「経済自由度」 

 先日、中国と台湾のWTO加盟が正式に承認された。

 韓国は95年のWTO発足から加盟しているが、「ウォール・ストリート・ジャーナル」が世界156カ国を対象に『経済自由度』を分析した結果が報道されている。

 記事によると、韓国の『経済自由度』は昨年より9ランク落ちた38位で、因みにトップは8年連続で香港が占め、韓国のお隣の北朝鮮は155位の“ブービー”だったそうだ。当地の新聞には載っていないので分からないのだが、分からないが故に“ブービー・メーカー”は一体誰だったのか一層気になってしまう。

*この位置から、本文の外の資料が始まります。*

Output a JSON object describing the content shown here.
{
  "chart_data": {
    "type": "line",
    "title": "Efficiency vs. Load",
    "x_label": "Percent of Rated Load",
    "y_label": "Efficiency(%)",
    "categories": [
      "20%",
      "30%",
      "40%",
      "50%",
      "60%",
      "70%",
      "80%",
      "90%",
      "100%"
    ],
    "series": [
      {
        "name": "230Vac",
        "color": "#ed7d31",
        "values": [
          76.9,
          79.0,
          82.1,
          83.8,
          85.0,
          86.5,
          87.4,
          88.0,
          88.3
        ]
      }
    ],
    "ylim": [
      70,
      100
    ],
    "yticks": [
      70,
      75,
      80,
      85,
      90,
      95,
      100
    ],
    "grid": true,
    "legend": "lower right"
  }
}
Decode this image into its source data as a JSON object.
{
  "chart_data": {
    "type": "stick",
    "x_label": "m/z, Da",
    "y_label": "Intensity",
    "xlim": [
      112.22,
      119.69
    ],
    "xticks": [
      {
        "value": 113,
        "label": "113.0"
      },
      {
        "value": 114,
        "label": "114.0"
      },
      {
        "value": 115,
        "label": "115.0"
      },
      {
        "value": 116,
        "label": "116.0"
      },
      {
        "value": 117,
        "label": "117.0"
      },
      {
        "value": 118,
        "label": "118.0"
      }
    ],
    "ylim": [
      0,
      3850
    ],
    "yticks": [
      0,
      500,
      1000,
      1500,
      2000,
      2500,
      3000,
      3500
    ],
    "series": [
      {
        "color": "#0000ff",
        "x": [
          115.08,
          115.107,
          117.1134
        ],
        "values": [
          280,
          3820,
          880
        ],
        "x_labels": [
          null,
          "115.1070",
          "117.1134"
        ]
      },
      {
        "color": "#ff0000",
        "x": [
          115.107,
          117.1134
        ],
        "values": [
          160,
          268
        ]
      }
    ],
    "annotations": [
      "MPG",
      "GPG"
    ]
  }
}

 ところで、この調査は米国のシンク・タンク「ヘリテージ財団」が各国の金融市場、外国人投資、政府財政、貿易政策、賃金・物価、知的所有権の保護など10分野・50項目を調査・採点したもので、各項目における点数を合計し総得点が高いほどその国の『経済自由度』が高いことになる。

 今回の調査で韓国のランクが昨年より下落した理由として、「97年の金融危機から昨年までは経済が順調に回復していたが、今年に入ってからは金大中・大統領による経済改革が遅れ内政も混乱している。その上、北朝鮮が韓国の政治・経済における“変数要因”として存在している」点を挙げている。また、「構造改革に対する労働者の強い抵抗や煩雑な投資手続そして企業の透明性不足などの点が、外国人が韓国へ投資する際の“足枷”として作用している」とも指摘している。

 韓国が『経済自由度』を一層高めるのは、並大抵の事でなさそうだ。